The weaver bird Ploceus megarhynchus was originally described from a specimen collected by A. O. Hume from Kaladhungi near Nainital in 1869. It was rediscovered near Calcutta by Finn, and E. C. Stuart Baker called it Finn's Weaver in the second edition of the Fauna of British India (1925).

Another species, though so far very rare and little known, needs mention here, as most of the recorded specimens have been met with in captivity. This is the Large-billed Weaver of the Terai (Ploceus megarhynchus) which has been confused with the Eastern Baya Weaver in ornithological works. The male of this species in its winter plumage and the female always is much like the ordinary Weavers in the corresponding garb, but noticeably larger, being almost as big as the Pawi or small Grey-headed Mynah. It is also of a duller brown and less streaked; but these points were not considered sufficient to distinguish it by anyone except Mr. Hume, until I found, quite by accident, that the summer-plumaged male was very different from our other species. It is much more yellow, this colour extending all over the undersurface of the body and nearly all over the head, so that practically the only brown parts are the wings and tail.

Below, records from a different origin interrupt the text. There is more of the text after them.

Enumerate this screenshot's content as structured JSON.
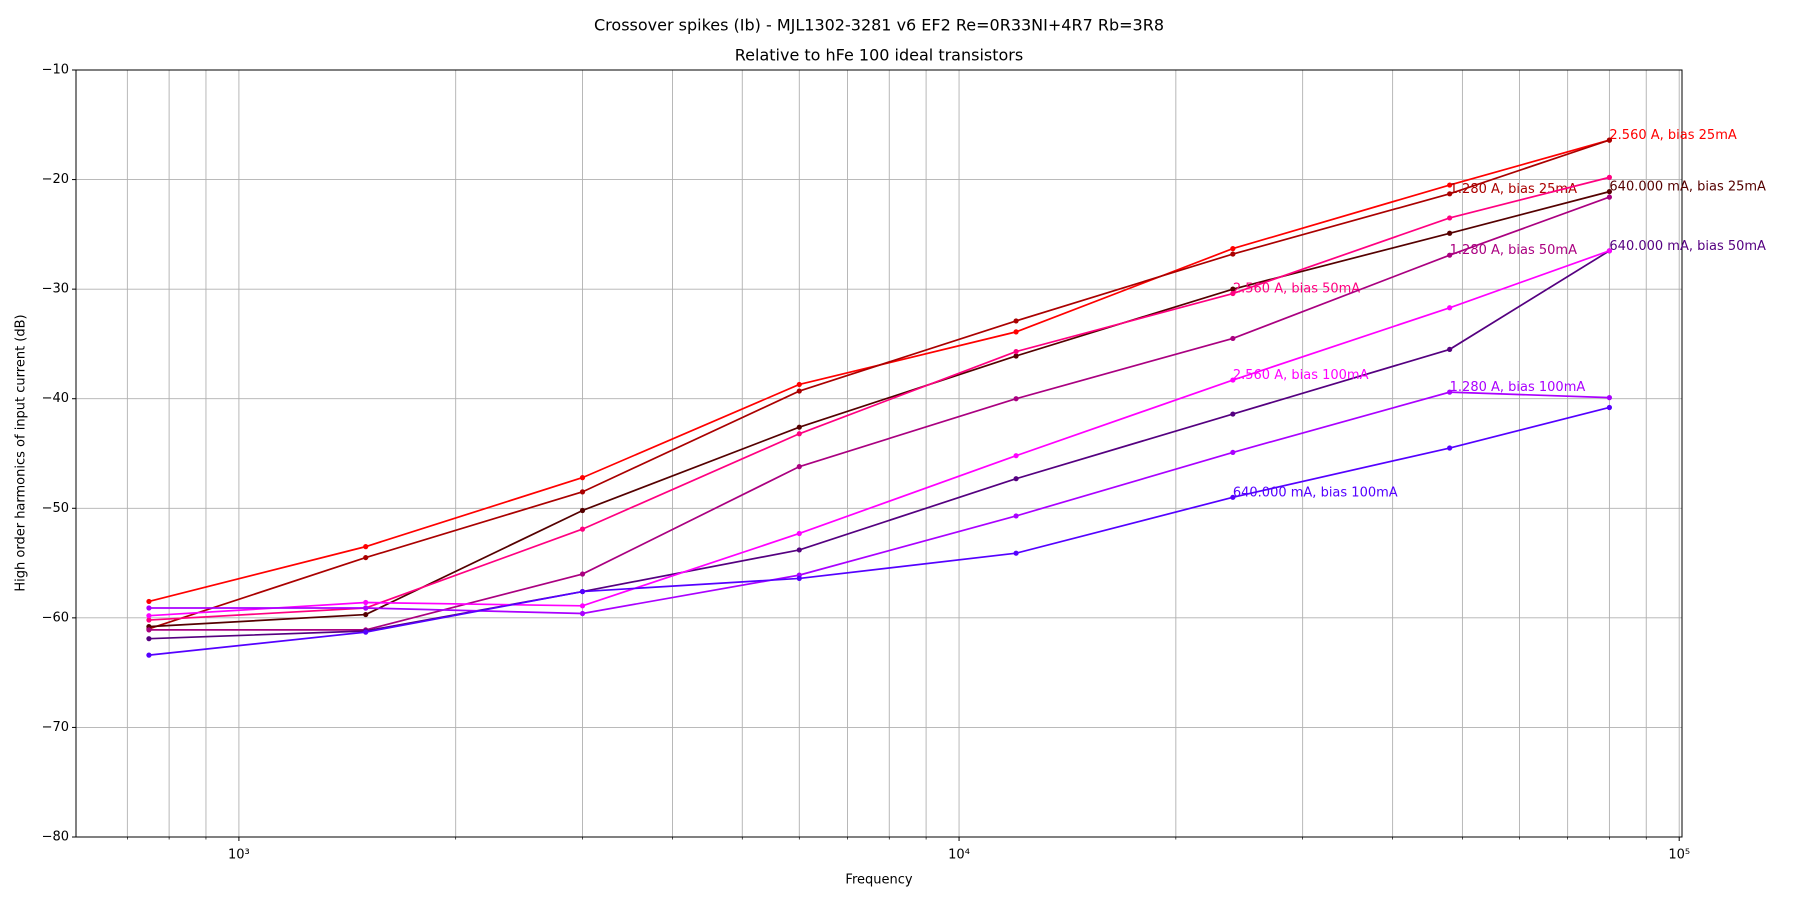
{
  "chart_data": {
    "type": "line",
    "title": "Crossover spikes (Ib) - MJL1302-3281 v6 EF2 Re=0R33NI+4R7 Rb=3R8",
    "subtitle": "Relative to hFe 100 ideal transistors",
    "xlabel": "Frequency",
    "ylabel": "High order harmonics of input current (dB)",
    "xscale": "log",
    "grid": true,
    "x": [
      750,
      1500,
      3000,
      6000,
      12000,
      24000,
      48000,
      80000
    ],
    "xlim": [
      594,
      100900
    ],
    "xticks": [
      {
        "value": 1000,
        "label": "10³"
      },
      {
        "value": 10000,
        "label": "10⁴"
      },
      {
        "value": 100000,
        "label": "10⁵"
      }
    ],
    "xminorticks": [
      700,
      800,
      900,
      2000,
      3000,
      4000,
      5000,
      6000,
      7000,
      8000,
      9000,
      20000,
      30000,
      40000,
      50000,
      60000,
      70000,
      80000,
      90000
    ],
    "ylim": [
      -80,
      -10
    ],
    "yticks": [
      {
        "value": -80,
        "label": "−80"
      },
      {
        "value": -70,
        "label": "−70"
      },
      {
        "value": -60,
        "label": "−60"
      },
      {
        "value": -50,
        "label": "−50"
      },
      {
        "value": -40,
        "label": "−40"
      },
      {
        "value": -30,
        "label": "−30"
      },
      {
        "value": -20,
        "label": "−20"
      },
      {
        "value": -10,
        "label": "−10"
      }
    ],
    "series": [
      {
        "name": "2.560 A, bias 25mA",
        "color": "#ff0000",
        "label_point": 7,
        "values": [
          -58.5,
          -53.5,
          -47.2,
          -38.7,
          -33.9,
          -26.3,
          -20.5,
          -16.4
        ]
      },
      {
        "name": "1.280 A, bias 25mA",
        "color": "#aa0000",
        "label_point": 6,
        "values": [
          -61.0,
          -54.5,
          -48.5,
          -39.3,
          -32.9,
          -26.8,
          -21.3,
          -16.4
        ]
      },
      {
        "name": "640.000 mA, bias 25mA",
        "color": "#550000",
        "label_point": 7,
        "values": [
          -60.8,
          -59.7,
          -50.2,
          -42.6,
          -36.1,
          -30.0,
          -24.9,
          -21.1
        ]
      },
      {
        "name": "2.560 A, bias 50mA",
        "color": "#ff0080",
        "label_point": 5,
        "values": [
          -60.2,
          -59.1,
          -51.9,
          -43.2,
          -35.7,
          -30.4,
          -23.5,
          -19.8
        ]
      },
      {
        "name": "1.280 A, bias 50mA",
        "color": "#aa0080",
        "label_point": 6,
        "values": [
          -61.1,
          -61.1,
          -56.0,
          -46.2,
          -40.0,
          -34.5,
          -26.9,
          -21.6
        ]
      },
      {
        "name": "640.000 mA, bias 50mA",
        "color": "#550080",
        "label_point": 7,
        "values": [
          -61.9,
          -61.2,
          -57.6,
          -53.8,
          -47.3,
          -41.4,
          -35.5,
          -26.5
        ]
      },
      {
        "name": "2.560 A, bias 100mA",
        "color": "#ff00ff",
        "label_point": 5,
        "values": [
          -59.8,
          -58.6,
          -58.9,
          -52.3,
          -45.2,
          -38.3,
          -31.7,
          -26.5
        ]
      },
      {
        "name": "1.280 A, bias 100mA",
        "color": "#aa00ff",
        "label_point": 6,
        "values": [
          -59.1,
          -59.1,
          -59.6,
          -56.1,
          -50.7,
          -44.9,
          -39.4,
          -39.9
        ]
      },
      {
        "name": "640.000 mA, bias 100mA",
        "color": "#5500ff",
        "label_point": 5,
        "values": [
          -63.4,
          -61.3,
          -57.6,
          -56.4,
          -54.1,
          -49.0,
          -44.5,
          -40.8
        ]
      }
    ]
  }
}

My friend Mr. E. W. Harper secured a specimen of this fine bird lately, which passed into the possession of a well-known naturalist at home. This was procured in Tiretta Bazar at Calcutta, and some time later a dozen birds of the species turned up there, and were bought for training by a Parsee resident of that city, who took them to England for exhibition. The two birds, on which I was able to re-establish the species which Mr. Hume had first named from two skins, were obtained from the late Mr. Rutledge at Entally, so that in Calcutta one has the best chance of coming across one of the rarest and least known of Indian birds, only the few specimens I have alluded to being known to exist.
— Finn, 1915, Garden and Aviary Birds of India

Finn also described three new species of reptiles in collaboration with British naturalist Alfred William Alcock.

Finn was editor of The Zoologist during the last two years of its existence, from 1915 to 1916.